The status of POW only applies in international armed conflict. POWs are usually members of the armed forces of one of the parties to a conflict who fall into the hands of the adverse party. The third 1949 Geneva Convention also classifies other categories of persons who have the right to POW status or may be treated as POWs.
POWs cannot be prosecuted for taking a direct part in hostilities. Their detention is not a form of punishment, but only aims to prevent further participation in the conflict. They must be released and repatriated without delay after the end of hostilities. The detaining power may prosecute them for possible war crimes, but not for acts of violence that are lawful under IHL.
POWs must be treated humanely in all circumstances. They are protected against any act of violence, as well as against intimidation, insults, and public curiosity. IHL also defines minimum conditions of detention covering such issues as accommodation, food, clothing, hygiene and medical care.

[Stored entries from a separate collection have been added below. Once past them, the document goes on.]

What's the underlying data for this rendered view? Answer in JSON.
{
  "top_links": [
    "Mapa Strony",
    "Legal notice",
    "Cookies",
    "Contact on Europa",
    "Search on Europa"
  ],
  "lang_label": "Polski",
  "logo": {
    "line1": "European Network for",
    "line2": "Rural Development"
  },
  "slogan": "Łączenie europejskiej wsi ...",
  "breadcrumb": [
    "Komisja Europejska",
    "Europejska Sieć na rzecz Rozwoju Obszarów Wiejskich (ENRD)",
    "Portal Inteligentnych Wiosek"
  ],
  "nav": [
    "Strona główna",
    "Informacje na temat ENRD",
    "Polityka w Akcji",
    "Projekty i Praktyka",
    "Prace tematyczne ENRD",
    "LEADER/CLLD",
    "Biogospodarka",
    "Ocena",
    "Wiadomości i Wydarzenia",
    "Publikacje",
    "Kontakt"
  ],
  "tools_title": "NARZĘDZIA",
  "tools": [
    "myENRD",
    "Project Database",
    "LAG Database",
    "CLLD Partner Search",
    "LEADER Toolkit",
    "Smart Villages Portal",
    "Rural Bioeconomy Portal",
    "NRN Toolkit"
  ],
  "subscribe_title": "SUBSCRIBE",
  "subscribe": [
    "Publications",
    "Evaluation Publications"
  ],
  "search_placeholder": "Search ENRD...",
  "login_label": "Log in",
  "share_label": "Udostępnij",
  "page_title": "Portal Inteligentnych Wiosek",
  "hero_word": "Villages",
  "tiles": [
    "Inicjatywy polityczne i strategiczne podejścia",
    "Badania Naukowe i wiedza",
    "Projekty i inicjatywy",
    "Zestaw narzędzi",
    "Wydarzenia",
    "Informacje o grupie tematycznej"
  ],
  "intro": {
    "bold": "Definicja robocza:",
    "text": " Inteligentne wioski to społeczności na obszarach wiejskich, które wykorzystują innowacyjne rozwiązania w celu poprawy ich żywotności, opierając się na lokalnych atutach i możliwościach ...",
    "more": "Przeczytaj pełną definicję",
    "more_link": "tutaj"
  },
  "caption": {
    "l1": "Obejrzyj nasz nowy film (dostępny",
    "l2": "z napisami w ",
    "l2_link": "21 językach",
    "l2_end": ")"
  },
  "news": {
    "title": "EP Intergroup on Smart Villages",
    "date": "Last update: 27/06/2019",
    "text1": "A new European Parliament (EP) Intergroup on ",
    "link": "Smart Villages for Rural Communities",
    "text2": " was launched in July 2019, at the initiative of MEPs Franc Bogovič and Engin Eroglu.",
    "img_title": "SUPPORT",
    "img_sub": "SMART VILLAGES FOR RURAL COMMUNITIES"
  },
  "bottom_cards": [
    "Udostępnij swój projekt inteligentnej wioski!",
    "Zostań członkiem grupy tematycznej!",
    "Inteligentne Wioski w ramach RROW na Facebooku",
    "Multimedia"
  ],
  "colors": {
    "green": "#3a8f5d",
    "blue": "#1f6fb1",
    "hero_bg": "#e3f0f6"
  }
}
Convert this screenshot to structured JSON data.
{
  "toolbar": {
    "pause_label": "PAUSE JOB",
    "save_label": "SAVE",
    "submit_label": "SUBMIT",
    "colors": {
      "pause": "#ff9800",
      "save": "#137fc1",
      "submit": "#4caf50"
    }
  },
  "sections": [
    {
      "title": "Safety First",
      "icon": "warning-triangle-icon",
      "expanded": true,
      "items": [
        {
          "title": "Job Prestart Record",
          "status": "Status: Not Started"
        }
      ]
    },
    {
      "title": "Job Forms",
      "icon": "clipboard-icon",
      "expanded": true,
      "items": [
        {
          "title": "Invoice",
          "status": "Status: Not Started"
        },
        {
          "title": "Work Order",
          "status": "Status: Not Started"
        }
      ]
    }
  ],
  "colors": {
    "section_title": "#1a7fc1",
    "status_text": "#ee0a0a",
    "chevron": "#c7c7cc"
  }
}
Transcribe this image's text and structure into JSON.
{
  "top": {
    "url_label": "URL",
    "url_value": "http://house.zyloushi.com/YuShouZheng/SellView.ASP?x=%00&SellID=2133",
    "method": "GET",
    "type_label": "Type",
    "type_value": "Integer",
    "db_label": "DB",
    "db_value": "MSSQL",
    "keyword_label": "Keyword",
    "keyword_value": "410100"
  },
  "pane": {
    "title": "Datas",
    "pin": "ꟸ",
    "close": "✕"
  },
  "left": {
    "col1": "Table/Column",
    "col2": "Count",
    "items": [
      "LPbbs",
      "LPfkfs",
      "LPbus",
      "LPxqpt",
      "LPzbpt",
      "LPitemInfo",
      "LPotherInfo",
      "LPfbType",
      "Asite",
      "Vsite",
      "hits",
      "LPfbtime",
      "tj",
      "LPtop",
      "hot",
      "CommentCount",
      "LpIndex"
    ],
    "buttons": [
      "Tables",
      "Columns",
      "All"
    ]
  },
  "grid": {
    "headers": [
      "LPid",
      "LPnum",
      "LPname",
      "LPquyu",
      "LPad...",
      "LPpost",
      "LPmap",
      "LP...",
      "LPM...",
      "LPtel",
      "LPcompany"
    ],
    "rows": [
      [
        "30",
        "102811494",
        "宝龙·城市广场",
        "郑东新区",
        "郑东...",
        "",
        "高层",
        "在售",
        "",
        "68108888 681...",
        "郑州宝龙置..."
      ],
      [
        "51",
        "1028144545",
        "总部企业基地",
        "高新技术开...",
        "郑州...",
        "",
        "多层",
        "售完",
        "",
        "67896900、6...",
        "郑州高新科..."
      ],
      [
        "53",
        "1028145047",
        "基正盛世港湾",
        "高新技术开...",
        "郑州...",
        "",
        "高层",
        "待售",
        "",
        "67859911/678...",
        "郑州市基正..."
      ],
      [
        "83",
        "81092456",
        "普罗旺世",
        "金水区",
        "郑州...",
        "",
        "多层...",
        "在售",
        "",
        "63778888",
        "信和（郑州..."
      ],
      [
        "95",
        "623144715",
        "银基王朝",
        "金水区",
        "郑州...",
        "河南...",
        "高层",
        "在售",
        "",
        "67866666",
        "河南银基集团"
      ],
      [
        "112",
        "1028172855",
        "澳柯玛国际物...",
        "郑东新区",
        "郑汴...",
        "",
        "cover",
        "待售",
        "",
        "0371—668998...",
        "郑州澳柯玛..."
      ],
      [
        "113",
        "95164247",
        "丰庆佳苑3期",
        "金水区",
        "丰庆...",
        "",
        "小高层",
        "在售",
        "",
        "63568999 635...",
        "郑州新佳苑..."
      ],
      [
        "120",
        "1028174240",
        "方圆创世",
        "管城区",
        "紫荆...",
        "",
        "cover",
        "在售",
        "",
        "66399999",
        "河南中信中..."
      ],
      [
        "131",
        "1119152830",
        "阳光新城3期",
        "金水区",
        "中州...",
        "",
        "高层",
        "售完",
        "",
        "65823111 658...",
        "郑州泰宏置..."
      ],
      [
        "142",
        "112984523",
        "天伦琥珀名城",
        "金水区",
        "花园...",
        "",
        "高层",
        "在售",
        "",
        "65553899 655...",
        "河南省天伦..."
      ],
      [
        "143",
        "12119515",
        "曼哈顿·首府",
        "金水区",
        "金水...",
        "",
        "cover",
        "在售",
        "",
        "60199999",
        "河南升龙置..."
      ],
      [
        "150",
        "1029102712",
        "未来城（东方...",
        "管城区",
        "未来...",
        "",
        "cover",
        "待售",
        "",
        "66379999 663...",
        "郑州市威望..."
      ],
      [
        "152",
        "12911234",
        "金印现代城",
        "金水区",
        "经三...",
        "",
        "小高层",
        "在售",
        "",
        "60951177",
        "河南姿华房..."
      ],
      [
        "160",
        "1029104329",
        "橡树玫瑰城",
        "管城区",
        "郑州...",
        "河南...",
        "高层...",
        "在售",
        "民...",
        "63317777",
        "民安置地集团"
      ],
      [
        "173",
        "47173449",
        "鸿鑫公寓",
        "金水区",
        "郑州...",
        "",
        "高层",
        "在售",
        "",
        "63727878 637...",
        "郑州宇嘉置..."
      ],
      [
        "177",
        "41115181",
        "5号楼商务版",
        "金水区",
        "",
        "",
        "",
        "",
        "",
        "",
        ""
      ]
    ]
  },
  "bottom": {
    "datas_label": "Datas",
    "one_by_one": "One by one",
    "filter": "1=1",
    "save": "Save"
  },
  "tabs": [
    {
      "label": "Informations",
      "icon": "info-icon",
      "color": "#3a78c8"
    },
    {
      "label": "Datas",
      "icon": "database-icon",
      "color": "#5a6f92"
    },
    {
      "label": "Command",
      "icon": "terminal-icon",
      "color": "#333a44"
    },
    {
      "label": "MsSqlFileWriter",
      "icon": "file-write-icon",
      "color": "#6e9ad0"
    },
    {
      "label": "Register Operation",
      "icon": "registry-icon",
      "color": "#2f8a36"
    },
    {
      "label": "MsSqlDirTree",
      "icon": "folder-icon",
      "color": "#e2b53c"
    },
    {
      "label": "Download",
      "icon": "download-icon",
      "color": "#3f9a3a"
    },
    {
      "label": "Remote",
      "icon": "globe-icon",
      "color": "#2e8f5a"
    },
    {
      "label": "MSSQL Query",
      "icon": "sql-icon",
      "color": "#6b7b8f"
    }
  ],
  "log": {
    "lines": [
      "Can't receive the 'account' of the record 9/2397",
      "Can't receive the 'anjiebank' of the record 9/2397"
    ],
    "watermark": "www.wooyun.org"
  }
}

The fourth 1949 Geneva Convention and Additional Protocol I also provide extensive protection for civilian internees during international armed conflicts. If justified by imperative reasons of security, a party to the conflict may subject civilians to assigned residence or to internment. Therefore, internment is a security measure, and cannot be used as a form of punishment. This means that each interned person must be released as soon as the reasons which necessitated his/her internment no longer exist.
Rules governing the treatment and conditions of detention of civilian internees under IHL are very similar to those applicable to prisoners of war.
In non-international armed conflicts, Article 3 common to the 1949 Geneva Conventions and Additional Protocol II provide that persons deprived of liberty for reasons related to the conflict must also be treated humanely in all circumstances. In particular, they are protected against murder, torture, as well as cruel, humiliating or degrading treatment. Those detained for participation in hostilities are not immune from criminal prosecution under the applicable domestic law for having done so.